É o que indiciam as palavras escritas por aquele que é, actualmente, "presidente do SN da UMP ao querer sustentar o seu entendimento de que as Misericórdias Portuguesas são associações privadas de fiéis.
Ao ter assim agido em palavras demosntra que, no mínimo. está a faltar à verdade numa de duas situações:
- quando defende que a Misericórdia do Porto é uma Associação Pública de Fiéis; ou,
- quando escreve que as Misericórdias saãoa ssociações privadas de fiéis.
Dito de outra forma: em simultâneo, reconhece e não reconhece a natureza jurídica das Misericórdias enquanto associações públicas de fiéis. Defende, simultaneamente, que as Misericórdias são associações públicas de fiéis e associações privadas de fiéis.
Concluindo: a UMP tem um "presidente" do SN que defende na prática por actos e omissões que a Misericórdia que lhe garantiu a possibilidade de estar nessa cargo, é uma Associação Pública de Fiéis. E defende por palavras que as Misericórdias são associações privadas de fiéis.
Então em que ficamos? A UMP tem um "presidente" do SN que está a violar o princípio da natureza jurídica da Misericórdia do Porto, ao qual está vinculado, enquanto Irmão, ao defender que as Misericórdias sãoa ssociações privadas de fiéis.
Isto não faz qualquer sentido, não tem qualquer valor e só promove o descrédito e a desconfiança numa Instituição - a UNIÃO DAS MISERICÓRDIAS PORTUGUESAS - que tem que voltar a ser uma referência, a nível nacional e internacional.

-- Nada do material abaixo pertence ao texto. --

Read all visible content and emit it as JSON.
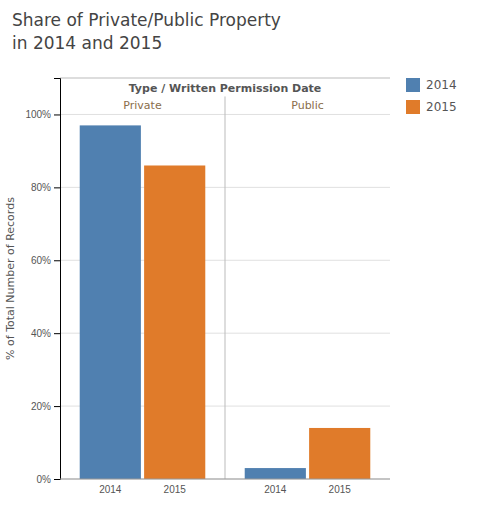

Esta poderá ser uma das razões para que a Conferência Episcopal Portuguesa (CEP) nem sequer reconheça capacidade nem competência, ao actual "presidente" do Secretariado nacional da União das Misericórdias Portuguesas para a representar.

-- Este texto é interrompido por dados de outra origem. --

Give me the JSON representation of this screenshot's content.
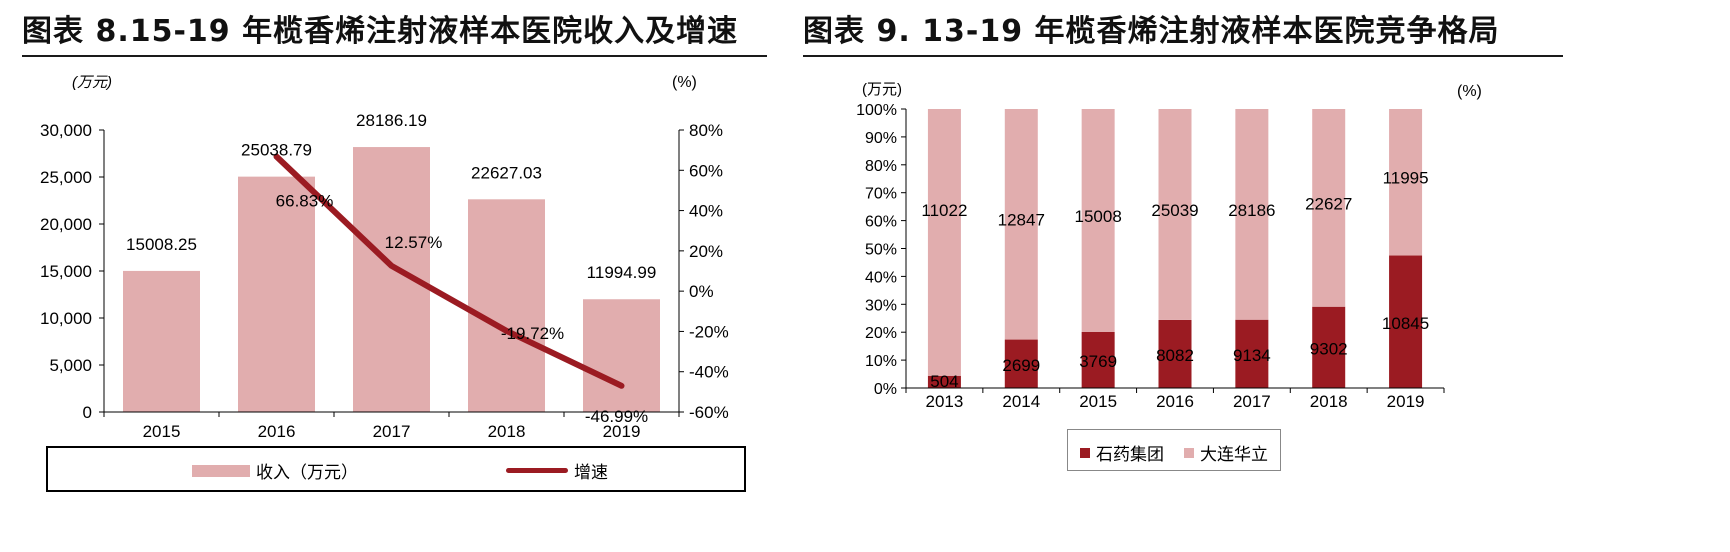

Recorda-se que a Conferência Episcopal Portuguesa (CEP) nomeou o Pde Lino Maia como seu interlocutor com a União das Misericórdias Portuguesas.
recorda-se que o Pde Lino Maia, é o Presidnete da Direcção da CNIS - Confederação Nacional das Instituições de Solidariedade, o qual defende a criação de uma organização representativa das organizações da Igreja e, em simultâneo, defendo que as Misericórdias são associações públicas de fiéis.
Ora, ao aceitar a nomeação de um interlocutor com a CEP, aquele que é "presidente" do SN da UMP aceitou, ainda que implicitamente, não estar dotado de capacidade, nem de poder, nem de competência para representar a União das Misericórdias Portuguesas junto da tutela.
E assim vai a União das Msiericórdias, tem um "presidente" ao qual não reconhecida capacidade, nem poder, nem competência para representar a Instituição, UNIÃO DAS MISERICÓRDIAS PORTUGUESAS.
Esta situação revela que a CEP destituiu de funções de representação ao mais nível, ou seja junto da Tutela, aquele que é (?) o "presidente" do SN da UMP. Tendo sido destituído da competência mais importante impor-se-ia, por imperativo ético e moral, a colocação do lugar à disposição da Tutela.
As mais elementares regras de bom senso e em respeito pelos superiores interesses das Misericórdias, e estando destituído da competência mais elevada - de representação junto da Tutela - recomendar-se-ia uma reflexão profunda sobre a possibilidade de continuar no cargo já que não lhe é reconhecida a mais alta competência de que esteve investido.
A situação actual é, altamente, lesiva dos superiores interesses das Misericórdias: tem como "presidente" do SN quem tendo, estatutariamente atribuída a competência de representação institucional, a Tutela retirou-lha. Ou dito de outra forma, o órgão Secretariado Nacional e por maioria de razão o seu actual "presidente" perderam a competência/capacidade de representação da União das Misericórdias Portuguesas.
Tudo isto não faz qualquer sentido e só contribui para o descrédito cada vez mais acentuado de quem é "presidente" do SN da UMP, o que conduz a uma perca acentuada da capacidade de acção e intervenção da Instituição, UNIÃO DAS MISERICÓRDIAS PORTUGUESAS.
Tal com iniaciámos esta nossa reflexão, A VERDADE DÓI. E como dói, a melhor forma de evitar a dor é esconder a verdade, como se tal fosse possível.